The old favourite among Britain's apples, the Cox's orange pippin, has reclaimed its best-selling place in the supermarkets.

Because of a bumper harvest, in many stores it has overtaken the Braeburn, the relative newcomer which was the top selling apple in the country.

The Braeburn's success in recent years has been a triumph of commercial organisation. Its resplendent red and green skin makes it the most visually attractive of all the apples generally on sale, and more importantly, it is available all 52 weeks of the year. The Cox, by contrast, is available only for seven or eight months.

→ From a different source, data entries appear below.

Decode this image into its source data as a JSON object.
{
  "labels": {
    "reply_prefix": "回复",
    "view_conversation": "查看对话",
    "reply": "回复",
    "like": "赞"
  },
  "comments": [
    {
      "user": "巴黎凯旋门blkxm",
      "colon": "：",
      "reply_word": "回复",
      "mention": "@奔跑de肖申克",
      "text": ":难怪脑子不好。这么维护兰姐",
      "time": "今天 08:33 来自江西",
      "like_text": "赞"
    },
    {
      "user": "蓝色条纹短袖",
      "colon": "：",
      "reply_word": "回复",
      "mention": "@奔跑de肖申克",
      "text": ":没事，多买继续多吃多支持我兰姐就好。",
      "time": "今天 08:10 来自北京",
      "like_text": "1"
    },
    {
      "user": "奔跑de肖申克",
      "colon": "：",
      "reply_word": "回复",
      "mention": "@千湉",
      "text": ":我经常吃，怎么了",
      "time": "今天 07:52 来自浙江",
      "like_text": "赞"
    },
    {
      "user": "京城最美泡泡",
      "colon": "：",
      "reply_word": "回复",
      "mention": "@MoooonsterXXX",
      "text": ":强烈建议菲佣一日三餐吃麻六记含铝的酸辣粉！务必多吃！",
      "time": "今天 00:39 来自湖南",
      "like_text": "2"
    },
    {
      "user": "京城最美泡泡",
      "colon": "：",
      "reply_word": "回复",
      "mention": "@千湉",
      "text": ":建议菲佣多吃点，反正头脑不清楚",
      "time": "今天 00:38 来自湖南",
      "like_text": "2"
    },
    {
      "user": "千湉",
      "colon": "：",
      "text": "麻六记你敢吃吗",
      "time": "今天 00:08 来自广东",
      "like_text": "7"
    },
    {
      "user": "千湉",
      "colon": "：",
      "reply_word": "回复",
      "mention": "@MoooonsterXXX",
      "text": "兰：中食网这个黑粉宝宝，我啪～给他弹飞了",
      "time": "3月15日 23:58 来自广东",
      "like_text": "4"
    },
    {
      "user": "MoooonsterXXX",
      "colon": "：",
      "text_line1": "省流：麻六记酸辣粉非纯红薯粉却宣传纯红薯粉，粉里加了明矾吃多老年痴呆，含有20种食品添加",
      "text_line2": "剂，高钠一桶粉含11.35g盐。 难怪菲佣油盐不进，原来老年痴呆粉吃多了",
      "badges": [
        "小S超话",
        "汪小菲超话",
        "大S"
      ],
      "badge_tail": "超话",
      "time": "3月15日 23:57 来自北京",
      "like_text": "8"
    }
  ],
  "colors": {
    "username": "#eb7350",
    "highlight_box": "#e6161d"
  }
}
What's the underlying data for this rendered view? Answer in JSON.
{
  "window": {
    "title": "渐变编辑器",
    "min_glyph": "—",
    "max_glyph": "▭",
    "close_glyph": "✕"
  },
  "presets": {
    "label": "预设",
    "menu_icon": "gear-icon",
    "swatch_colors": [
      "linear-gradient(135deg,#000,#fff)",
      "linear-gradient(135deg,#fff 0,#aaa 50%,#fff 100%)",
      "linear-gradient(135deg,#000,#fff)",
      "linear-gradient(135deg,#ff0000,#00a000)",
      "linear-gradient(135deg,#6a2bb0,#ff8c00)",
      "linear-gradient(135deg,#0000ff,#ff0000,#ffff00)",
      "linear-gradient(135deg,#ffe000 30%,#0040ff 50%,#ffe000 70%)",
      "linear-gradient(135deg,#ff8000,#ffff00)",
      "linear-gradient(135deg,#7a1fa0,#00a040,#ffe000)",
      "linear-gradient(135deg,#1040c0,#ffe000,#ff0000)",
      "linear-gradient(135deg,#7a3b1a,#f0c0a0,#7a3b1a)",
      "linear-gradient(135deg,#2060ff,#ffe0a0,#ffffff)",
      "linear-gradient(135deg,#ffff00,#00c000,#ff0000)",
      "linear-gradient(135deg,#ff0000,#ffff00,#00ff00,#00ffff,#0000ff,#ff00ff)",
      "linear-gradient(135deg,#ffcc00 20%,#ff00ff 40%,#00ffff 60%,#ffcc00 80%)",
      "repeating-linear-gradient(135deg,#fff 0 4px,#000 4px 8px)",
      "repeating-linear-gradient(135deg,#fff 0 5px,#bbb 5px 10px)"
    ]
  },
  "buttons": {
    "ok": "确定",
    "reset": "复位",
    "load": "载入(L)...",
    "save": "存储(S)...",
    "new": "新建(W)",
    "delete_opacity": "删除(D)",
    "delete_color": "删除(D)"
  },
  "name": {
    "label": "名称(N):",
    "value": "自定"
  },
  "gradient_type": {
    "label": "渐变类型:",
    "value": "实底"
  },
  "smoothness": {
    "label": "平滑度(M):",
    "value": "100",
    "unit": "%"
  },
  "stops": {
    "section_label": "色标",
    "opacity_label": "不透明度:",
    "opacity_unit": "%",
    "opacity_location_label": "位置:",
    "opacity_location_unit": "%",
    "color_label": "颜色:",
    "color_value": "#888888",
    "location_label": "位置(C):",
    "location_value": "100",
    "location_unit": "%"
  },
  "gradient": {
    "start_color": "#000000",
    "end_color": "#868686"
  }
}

But taste will sometimes win through, and many of the big supermarket chains report that when the Cox is available it remains most people's favourite: it is crisp and sweetly-tangy like the Braeburn, but it has an added aromatic quality. And this autumn has seen one of the biggest-ever harvests of English Coxes.

"This year's UK crop of Cox is fantastic and it is outselling Braeburn," said a spokesman for Tesco, the market leader which says it is selling about 35 per cent of the British crop. "As soon as the tree-ripe English Coxes came in, they outsold Braeburn," said a spokeswoman for Marks and Spencer. The Cox is the only old traditional English apple variety which remains a top seller.

After Braeburn, the most popular varieties are more recent strains from abroad such as Royal Gala, and in some stores the Pink Lady, a Franco-Australian apple which is said to have a sherbetty fizz when bitten. These are ahead of older favourites such as Granny Smiths and Golden Delicious, which are also foreign-grown.

The only other traditional British apple which remains a major seller at all – out of the more than 2,300 varieties known – is the Egremont Russett, which is preferred by older consumers.